Could I have done something wrong?


----------



## Pete1313 (May 3, 2017)

I set my system up where it takes 5 hrs per zone to put an inch of water down. It is why doing an irrigation audit and checking how much water you actually put down is important. Every system is different. I set mine up with a low precip rate for two reasons. Less runoff on my sloped, slowly draining yard and so I can get more coverage with less zones on 38k sq ft with a 15-16 gpm maximum flow.


----------



## davegravy (Jul 25, 2019)

My system I'm designing is 7 hours per inch. I'll have to split watering up to 0.5" twice a week and water different zones on different days. Such is life with a tiny (low flow) supply pipe from the city.


----------



## Utk03analyst (Jun 8, 2019)

I'm pretty sure there's math that you can look at how many heads you have and the gpm of your nozzles and the sqft you are covering to figure out how many minutes it will take to get an inch, which would assume even coverage. I've tried it I think I have decent flow on city water roughly 12 gpm but it sill takes hours for me to get an inch down and with cycle and soak it seems like an awful long time. I currently run my system every other day really every day split into two schedules with rain and wind skip. I kept my TTTF green all June and the Rachio has been skipping as we've gotten more rain in middle TN in June. Just trying to keep it out of dormancy and unstressed to handle the heat and humidity in the coming months to try to prevent fungus. Had a few bouts last year before irrigation install that I won without losing any turf but it wasn't a fun endeavor.


----------



## Green (Dec 24, 2017)

4 hours is slow enough that it should all soak in. At higher precipitation rates, that can be a worry. When I use my oscillating sprinkler, I run it about 5 hours for a half inch with awesome results...nice and slow.

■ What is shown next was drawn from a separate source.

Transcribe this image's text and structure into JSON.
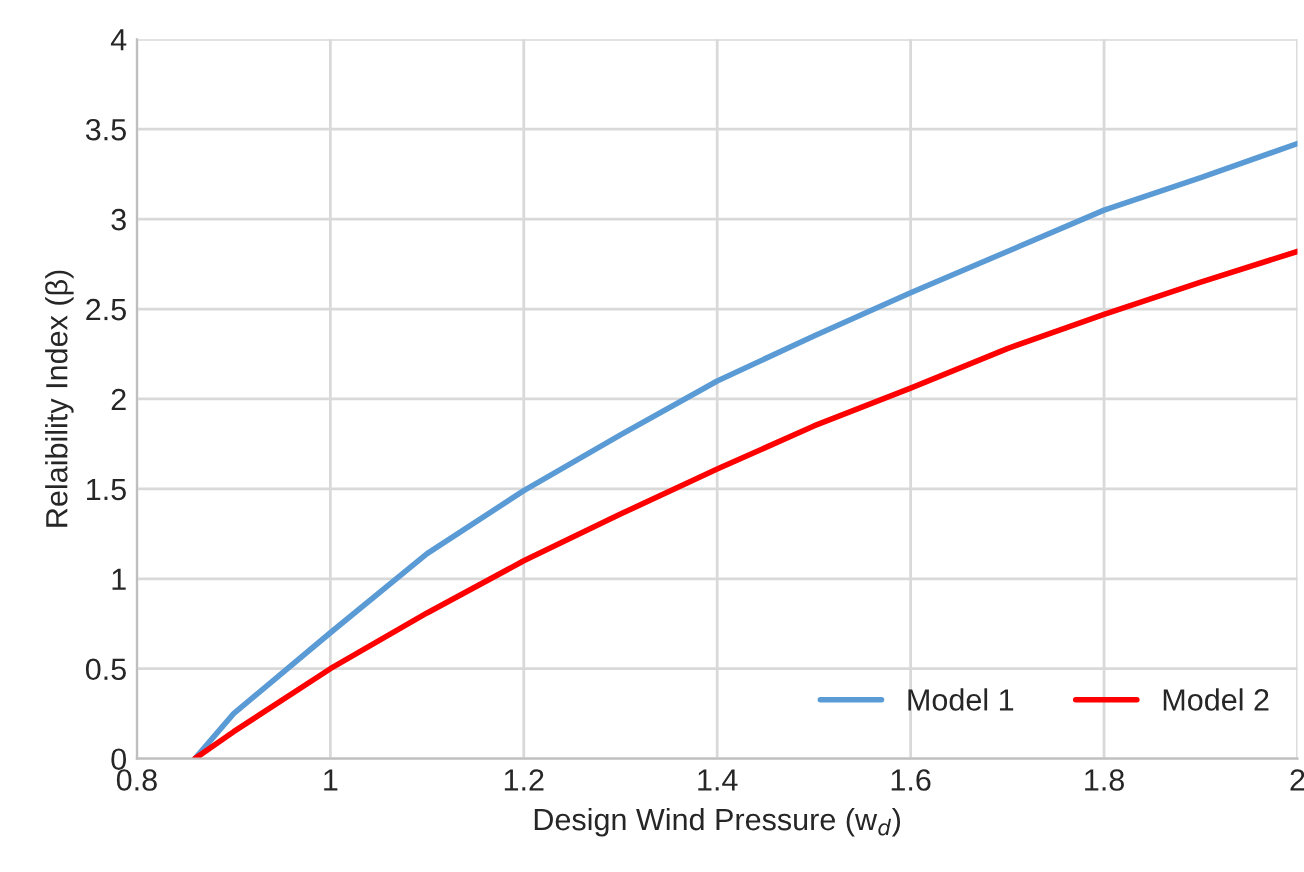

Most likely you won't want to water for the full 5 hours this time of year anyway...maybe 1/3 to half of that, at 3 times per week when it's sunny and hot with no rain. Depends on soil type, root depth, and evapotranspiration per day.


----------



## TSGarp007 (May 22, 2018)

Utk03analyst said:


> I'm pretty sure there's math that you can look at how many heads you have and the gpm of your nozzles and the sqft you are covering to figure out how many minutes it will take to get an inch, which would assume even coverage. I've tried it I think I have decent flow on city water roughly 12 gpm but it sill takes hours for me to get an inch down and with cycle and soak it seems like an awful long time. I currently run my system every other day really every day split into two schedules with rain and wind skip. I kept my TTTF green all June and the Rachio has been skipping as we've gotten more rain in middle TN in June. Just trying to keep it out of dormancy and unstressed to handle the heat and humidity in the coming months to try to prevent fungus. Had a few bouts last year before irrigation install that I won without losing any turf but it wasn't a fun endeavor.


96.25 * GPM / Area (square feet) = in./hour


----------



## Krs1 (Apr 2, 2020)

I'm on the entire end of the spectrum. I have 250sqft with 21 heads due to a very complex layout. Takes me 18 minutes To achieve 1" of water per zone.


----------